Texas declined Medicaid expansion
When asked what steps the state government can take to assist low-income individuals and families that are still struggling to pay their medical bills in Texas, Marks responded, “They can expand Medicaid. That’s the short and easy answer. For those who are below 100 percent of the poverty level, they can’t get a subsidy in the marketplace so they are faced with nothing or paying 100 percent of the premium.”
“The people who have higher incomes are eligible for subsidies, but those with lower incomes are not. The Affordable Care Act was designed so that the lowest-income families would be covered by Medicaid. When the Supreme Court made [Medicaid expansion] optional, it meant that it was up to each state to make that decision.”
“Texas is one of an increasing minority of states that has not expanded Medicaid. For a significant number of Texans estimated to be a minimum of one million, there is nothing that will change for them outside of a Medicaid expansion.”

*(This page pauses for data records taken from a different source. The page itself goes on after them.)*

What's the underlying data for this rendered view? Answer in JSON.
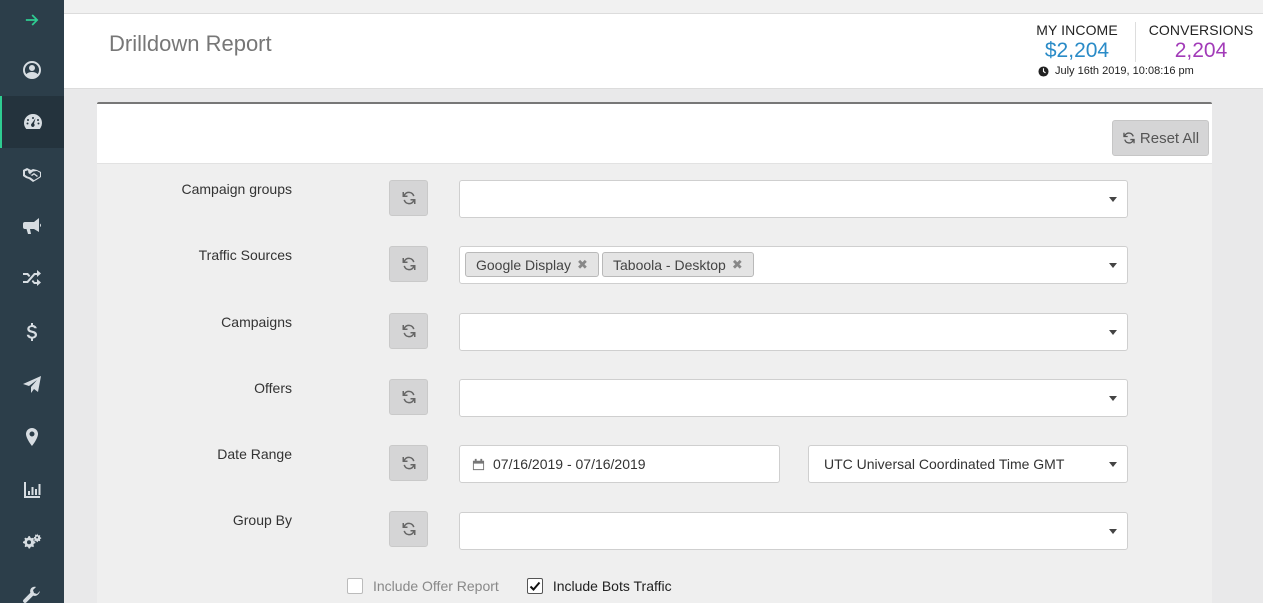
{
  "sidebar": {
    "items": [
      {
        "icon": "arrow-right-icon"
      },
      {
        "icon": "user-icon"
      },
      {
        "icon": "dashboard-icon"
      },
      {
        "icon": "handshake-icon"
      },
      {
        "icon": "megaphone-icon"
      },
      {
        "icon": "shuffle-icon"
      },
      {
        "icon": "dollar-icon"
      },
      {
        "icon": "paper-plane-icon"
      },
      {
        "icon": "map-marker-icon"
      },
      {
        "icon": "bar-chart-icon"
      },
      {
        "icon": "cogs-icon"
      },
      {
        "icon": "wrench-icon"
      }
    ],
    "active_index": 2,
    "accent_color": "#2ecc91"
  },
  "header": {
    "title": "Drilldown Report",
    "income": {
      "label": "MY INCOME",
      "value": "$2,204",
      "color": "#2a8bc7"
    },
    "conversions": {
      "label": "CONVERSIONS",
      "value": "2,204",
      "color": "#a23bb8"
    },
    "timestamp": "July 16th 2019, 10:08:16 pm"
  },
  "panel": {
    "reset_label": "Reset All",
    "filters": {
      "campaign_groups": {
        "label": "Campaign groups"
      },
      "traffic_sources": {
        "label": "Traffic Sources",
        "tags": [
          "Google Display",
          "Taboola - Desktop"
        ]
      },
      "campaigns": {
        "label": "Campaigns"
      },
      "offers": {
        "label": "Offers"
      },
      "date_range": {
        "label": "Date Range",
        "value": "07/16/2019 - 07/16/2019",
        "timezone": "UTC Universal Coordinated Time GMT"
      },
      "group_by": {
        "label": "Group By"
      }
    },
    "checkboxes": {
      "offer_report": {
        "label": "Include Offer Report",
        "checked": false
      },
      "bots_traffic": {
        "label": "Include Bots Traffic",
        "checked": true
      }
    }
  }
}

Kaiser and New York Times study
The President and CEO of the Episcopal Health Foundation also commented on the Kaiser and New York Times study regarding how many insured people are still struggling to pay their medical bills.
“What Kaiser reported is also true for Texas. Texans are still reporting difficulty in paying for health care. What we found is that they are reporting less difficulty than they had two years ago, but there are still challenges,” Marks discussed. “The Kaiser data is true for Texas as well. Their data looked at a particular point in time – right now. Our report looked at a trend. What we’re excited about is that the trend is moving in the right direction. It doesn’t mean the problem is solved. It means that things are moving in the right direction.”
“It may be that things were so bad in Texas before that modest improvement looks magnificent. In states that did not have as many uninsured as Texas had before, complaining about out-of-pocket costs is almost a luxury that we can’t yet afford. We’re happy with getting to where other states were years ago. That is an improvement for us and we’re excited because it’s in the right direction,” Marks concluded.